Writing in peer-reviewed and Canada-based International Journal, historian and Axson Johnson Institute doctoral fellow Jessi A. J. Gilchrist is particularly positive about Elkins' treatment of the postwar empire. Gilchrist notes that the book's final section provides a broad overview of British repression during anti-colonial resistance. She commends Elkins for achieving a good balance between describing imperial violence and highlighting the actions, goals, and efforts of anti-colonial figures. However, she argues that the book is “at its most controversial” in its discussion of Nazism and fascism. While accepting that there may be meaningful similarities between liberal and fascist imperial practices, she states Elkins does not adequately prove the comparison. In Gilchrist's view, the problem is not the comparison itself but the lack of empirical evidence and insufficient comparative analysis as well as little sustained analysis of Nazi empire, leaving one of the book's key claims under-supported.

Historian Angus Mitchell of the University of Limerick also praises the book calling it "remarkable". Writing in the Journal of Colonialism & Colonial History, he states that a central issue running beneath Elkin's account is the question of who has the power to withhold or limit access to truth about state-sanctioned organised violence. Mitchell further states that Elkins challenges the reader to rethink the function of archives, and of historical scholarship itself, in preserving misleading accounts of the past. He then posits that by bringing her central argument into the present, Elkins also sheds light on the "self-deception" embedded in post-Brexit British identity. He ends his review by stating that, after finishing the book, it is difficult to avoid the sense of having reached a kind of Judgment Day, when the records are symbolically opened and people are held accountable for what they have done.

Aidan Forth, Assistant Professor of History at McEwan University, states in the Journal of Interdisciplinary History that Elkin's “command of this legal history is impressive,” referring to her analysis of martial law, emergency powers, commissions of inquiry, censorship, and other legal methods that allowed the British empire to present coercion as lawful governance. The concept of “legalized lawlessness” is deemed by Forth as one of the book's most persuasive and important contributions. The reviewer also praises the way Elkins treats inter-imperial connections and also the circulation of personnel and tactics. She “deftly navigates” the movement of colonial agents from one theater of repression to another and is credited with connecting episodes of violence across the empire rather than treating them as isolated crises. Forth states her book effectively differentiates British imperial actions from Nazi Germany, where "aggression was naked and race was immutable."

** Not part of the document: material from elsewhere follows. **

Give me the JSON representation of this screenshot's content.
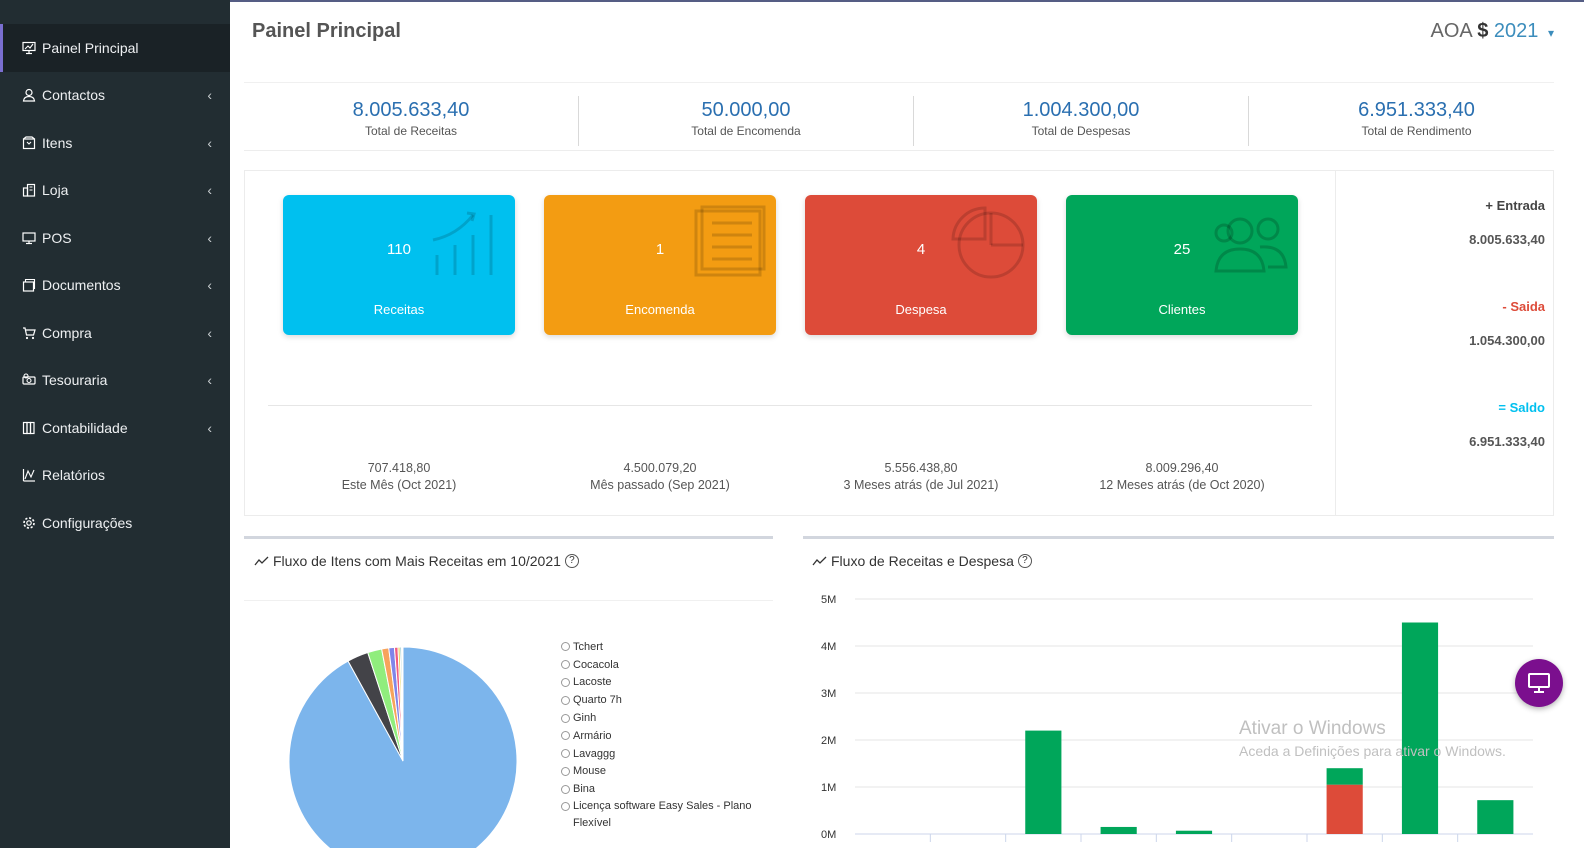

Writing positively in Immigrants and Minorities, independent researcher Robert Brown states that, alongside the histories of conquest and brutality associated with Western liberalism, Elkins’ work enacts a commendable reversal within liberal traditions by using careful evidence-gathering and legal processes to hold power accountable. He concludes that her book can be a tool from which to develop broaden and rebalance debates about empire. However, Brown criticizes Elkins' inclusion of a chapter linking the recent advocacy for Brexit to Britain's violent colonial past and a nostalgia for empire, calling it "unnecessary" and that her books' "...mission statement is more than compelling enough on its own".

University of Maryland historian Richard N. Price said that "if the book tends to overstuff its argument, it is also a book that is curiously thin in its conceptualization. Nuance and subtlety are strikingly absent throughout all the key arguments of the book." However, Price also noted that "the author demonstrates an impressive command both of archival research and of the secondary literature."